E il da farsi, infine, era detto ma non dettato, «in attesa della declinazione che potrà darne il legislatore». Niente che riguardasse l’erogazione di un “servizio suicidiario” da inserire nel prontuario terapeutico, cosa che neanche in Svizzera. Ora invece, proprio quando il Parlamento si accinge, dopo lunga inerzia, a mettere a punto la legge così ripetutamente sollecitata, la Consulta gli fa il dettato, e dice come deve funzionare il suicidio in chiave simil-terapeutica, senza accorgersi che così rinnega all’origine la grande legge della Sanità degli anni ’70, dedicata «al mantenimento ed al recupero della salute fisica e psichica di tutta la popolazione senza distinzione di condizioni individuali o sociali».
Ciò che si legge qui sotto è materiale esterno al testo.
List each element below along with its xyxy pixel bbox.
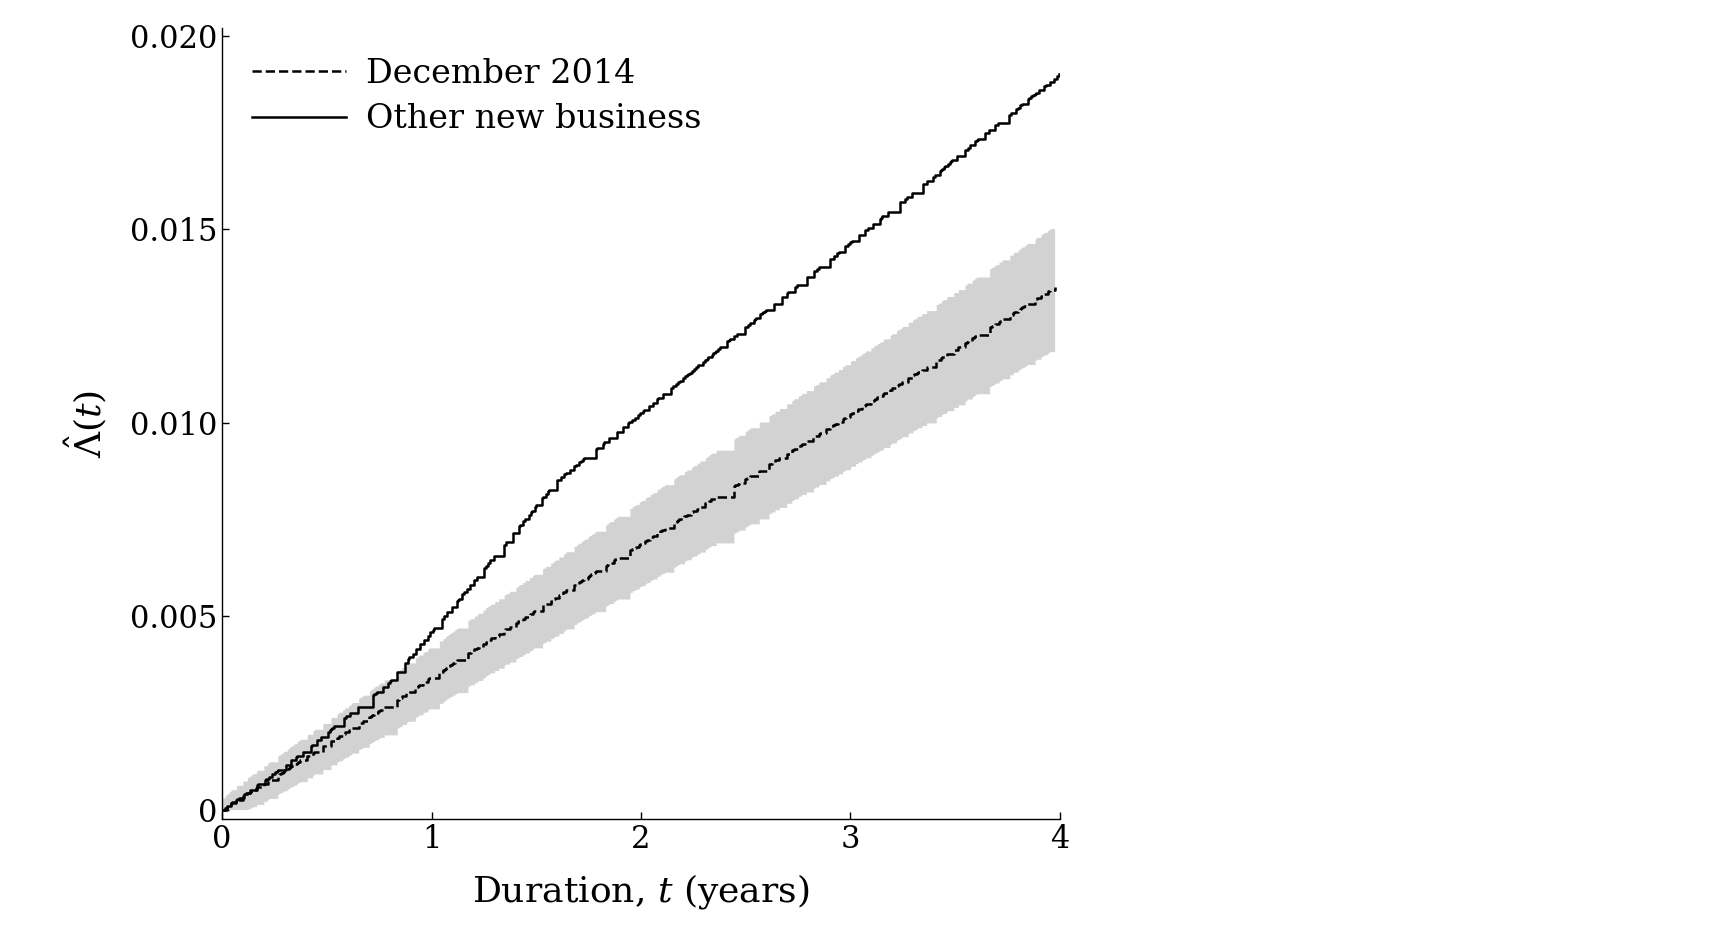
Line: Other new business: Other new business <box>222 74 1060 810</box>
December 2014 <box>523 606 543 617</box>
X-axis label: Duration, $t$ (years): Duration, $t$ (years) <box>472 871 810 911</box>
Other new business <box>984 119 1005 130</box>
Other new business <box>573 454 593 466</box>
Other new business <box>752 307 772 318</box>
December 2014 <box>581 569 602 580</box>
Line: December 2014: December 2014 <box>222 287 1054 810</box>
December 2014 <box>964 331 984 343</box>
Other new business <box>858 223 878 234</box>
Other new business <box>930 165 950 176</box>
Legend: December 2014, Other new business: December 2014, Other new business <box>239 45 714 149</box>
Other new business <box>1049 69 1070 80</box>
Y-axis label: $\hat{\Lambda}(t)$: $\hat{\Lambda}(t)$ <box>63 389 109 458</box>
December 2014 <box>911 364 931 375</box>
Other new business <box>212 804 232 816</box>
December 2014 <box>1044 281 1065 292</box>
December 2014 <box>579 570 600 581</box>
Other new business <box>607 426 627 438</box>
December 2014 <box>603 555 624 566</box>
December 2014 <box>212 804 232 816</box>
A ognuno il suo compito. Il Parlamento resta libero nella sua prerogativa sovrana, resta libero persino di fare e di non fare. Ma al punto in cui il bisogno di chiarezza è divenuto così perentorio è lecito pensare che una disciplina esplicita, concentrata sui problemi sorti dalla già avvenuta depenalizzazione settoriale del delitto di aiuto al suicidio, sia ora un compito che è meglio affrontare che ricusare. Consapevoli che vita e morte non sono cose che sondaggisti, attivisti, giureconsulti, politicanti, possono prendere in ostaggio nei recinti dei loro orizzonti d’interesse, perché riguardano il senso dell’essere di ciascuna persona vivente. Chi ha fede sa che ogni persona vivente è “gloria di Dio”, come disse Ireneo di Lione. Chi ha pur solo un naturale rispetto della vita di ciascuno chiederà alla legge l’impegno della solidarietà sociale. Dovrà mettersi in salvo l’aiuto, scongiurare lo scarto, preservare la libertà di coscienza. Ma anche rendere attiva nella società atomizzata che ammicca alla libera morte la presenza di un vangelo della Carità che accoglie, assiste, accompagna, condivide le ragioni di una speranza che trascende il limite della morte.